Figure 2 illustrates the trend of tweet “attention” between Obama and Romney in Ohio by combining the tweets results from Cleveland and Columbus. The gap (57% vs 43%) has been exaggerated in the tweets’ attention rate comparing to other poll rate (50% vs 48.5%). But the trend is similar. One possible explanation is that the social media attention rate may exaggerate the change of trends in the real world. Social media will create several “distortion efforts” to reflect our real world similar to the “projection” concept in cartography (Figure 3).
Figure 4 illustrates the trend change in Jacksonville (Florida). It looks like a very tight competition now (50% vs 50%) in both November 03 and November 04.
Figure 5 illustrates the weekly trend comparing “Obama” and “Romney” in tweets’ attention in 30 U.S. Cities. The graph illustrated a few interesting patterns. First, the highest attention week is the week of Democrat Convention (Sep. 02-08) and the GOP convention week did not create a very strong attention in social media. Second, the killing of U.S. Ambassador in Benghazi did trigger a higher attention for “Romney” and then the TV debates also create attentions for both candidates.
Figure 6 is the comparison between the RCP Poll Averages vs the Tweets Attention.
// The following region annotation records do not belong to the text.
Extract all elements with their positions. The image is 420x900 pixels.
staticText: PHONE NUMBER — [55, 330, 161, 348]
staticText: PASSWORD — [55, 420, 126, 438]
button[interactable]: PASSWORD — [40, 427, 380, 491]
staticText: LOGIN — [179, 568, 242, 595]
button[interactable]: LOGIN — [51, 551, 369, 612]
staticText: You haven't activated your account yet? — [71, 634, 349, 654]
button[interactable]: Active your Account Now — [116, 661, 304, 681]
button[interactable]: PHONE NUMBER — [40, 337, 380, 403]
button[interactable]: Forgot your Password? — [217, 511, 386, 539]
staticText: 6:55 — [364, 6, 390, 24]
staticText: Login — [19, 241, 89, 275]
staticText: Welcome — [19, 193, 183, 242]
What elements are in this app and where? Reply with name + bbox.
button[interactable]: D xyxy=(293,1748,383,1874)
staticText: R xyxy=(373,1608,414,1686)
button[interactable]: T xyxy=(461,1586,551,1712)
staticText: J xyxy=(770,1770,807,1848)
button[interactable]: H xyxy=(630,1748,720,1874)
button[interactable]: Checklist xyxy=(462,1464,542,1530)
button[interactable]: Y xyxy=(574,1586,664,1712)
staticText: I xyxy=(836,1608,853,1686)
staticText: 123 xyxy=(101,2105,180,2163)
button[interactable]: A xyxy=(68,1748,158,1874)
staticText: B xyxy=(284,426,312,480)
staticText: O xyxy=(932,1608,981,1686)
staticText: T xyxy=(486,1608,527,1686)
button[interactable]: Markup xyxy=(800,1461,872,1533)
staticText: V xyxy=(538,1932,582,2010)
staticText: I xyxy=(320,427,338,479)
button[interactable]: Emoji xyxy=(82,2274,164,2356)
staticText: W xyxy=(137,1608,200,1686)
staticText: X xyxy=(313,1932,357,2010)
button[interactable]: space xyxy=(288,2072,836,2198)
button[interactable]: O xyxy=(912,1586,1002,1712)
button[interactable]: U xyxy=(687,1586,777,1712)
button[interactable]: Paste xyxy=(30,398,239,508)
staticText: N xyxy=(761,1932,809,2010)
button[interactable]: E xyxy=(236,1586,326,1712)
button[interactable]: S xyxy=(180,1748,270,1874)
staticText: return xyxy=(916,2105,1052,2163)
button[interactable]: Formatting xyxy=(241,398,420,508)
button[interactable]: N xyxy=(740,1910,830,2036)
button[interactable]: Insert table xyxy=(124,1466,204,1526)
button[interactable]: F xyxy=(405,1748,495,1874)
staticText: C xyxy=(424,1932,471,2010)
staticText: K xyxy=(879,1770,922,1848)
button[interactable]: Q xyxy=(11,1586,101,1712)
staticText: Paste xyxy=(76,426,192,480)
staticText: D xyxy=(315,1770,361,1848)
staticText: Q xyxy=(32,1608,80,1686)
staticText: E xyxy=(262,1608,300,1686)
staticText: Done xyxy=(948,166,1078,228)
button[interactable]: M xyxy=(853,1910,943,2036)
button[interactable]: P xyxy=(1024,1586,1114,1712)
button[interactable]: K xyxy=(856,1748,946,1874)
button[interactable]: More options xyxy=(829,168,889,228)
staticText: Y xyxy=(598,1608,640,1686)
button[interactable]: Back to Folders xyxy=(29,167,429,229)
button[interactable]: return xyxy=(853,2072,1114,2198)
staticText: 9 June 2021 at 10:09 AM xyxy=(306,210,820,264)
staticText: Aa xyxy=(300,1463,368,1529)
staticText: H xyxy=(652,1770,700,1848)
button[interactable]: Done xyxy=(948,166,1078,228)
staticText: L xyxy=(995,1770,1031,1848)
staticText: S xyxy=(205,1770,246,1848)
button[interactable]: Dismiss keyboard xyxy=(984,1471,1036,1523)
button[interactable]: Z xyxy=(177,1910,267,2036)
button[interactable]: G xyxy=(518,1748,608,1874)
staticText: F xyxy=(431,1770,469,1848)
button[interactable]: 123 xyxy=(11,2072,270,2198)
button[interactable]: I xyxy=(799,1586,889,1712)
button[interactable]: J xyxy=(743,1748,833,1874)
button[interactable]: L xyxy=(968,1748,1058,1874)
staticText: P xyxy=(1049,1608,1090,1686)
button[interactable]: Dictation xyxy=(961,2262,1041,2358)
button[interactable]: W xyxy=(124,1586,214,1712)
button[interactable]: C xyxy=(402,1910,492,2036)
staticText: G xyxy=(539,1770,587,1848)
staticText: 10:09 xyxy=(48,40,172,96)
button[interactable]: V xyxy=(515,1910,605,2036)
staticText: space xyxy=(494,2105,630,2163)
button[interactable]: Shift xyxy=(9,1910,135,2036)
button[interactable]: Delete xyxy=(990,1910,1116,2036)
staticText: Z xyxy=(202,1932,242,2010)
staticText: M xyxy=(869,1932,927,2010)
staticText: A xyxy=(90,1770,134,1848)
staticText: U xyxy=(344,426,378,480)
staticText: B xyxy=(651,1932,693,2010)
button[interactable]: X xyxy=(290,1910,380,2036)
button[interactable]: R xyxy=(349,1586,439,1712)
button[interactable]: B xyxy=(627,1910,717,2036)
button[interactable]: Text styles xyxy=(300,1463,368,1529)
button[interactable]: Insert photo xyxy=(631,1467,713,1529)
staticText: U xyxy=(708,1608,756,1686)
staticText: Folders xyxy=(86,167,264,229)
In addition to these preliminary analysis results, our project also create several interactive online tools for mapping the presidential election trend here:
Our next step is to conduct a deeper analysis of these tweets by using computational linguistic tools to separate PRO and CON tweets for each candidate and also establish the Twitter user profile comparing to the U.S. population distribution (Figure 7). Each social media user profile may be different from each other. Different age groups may use different types of keywords in their tweets. Some day, our algorithms may be able to help us to identify users’ age group automatically. But .. not today.
Social media have lots of potential to be applied in the election campaign or poll analysis. It is different from traditional poll surveys, which collect data from “passive” voters. Twitter, on the other hand, can be used to collect “active” voters who are actively posting their favorite candidates. Active voters are more likely to “vote” in real world comparing to “passive” voters. My prediction is that the social media will be used intensively in 2016 Presidential Election, when we develop more comprehensive data analysis methods and data clearing algorithms.
Well, it’s past midnight now. I have to go to bed and sleep. If we are “lucky” enough, maybe one of our graphs above will become the magic crystal ball tomorrow.
Ming Tsou from San Diego State University.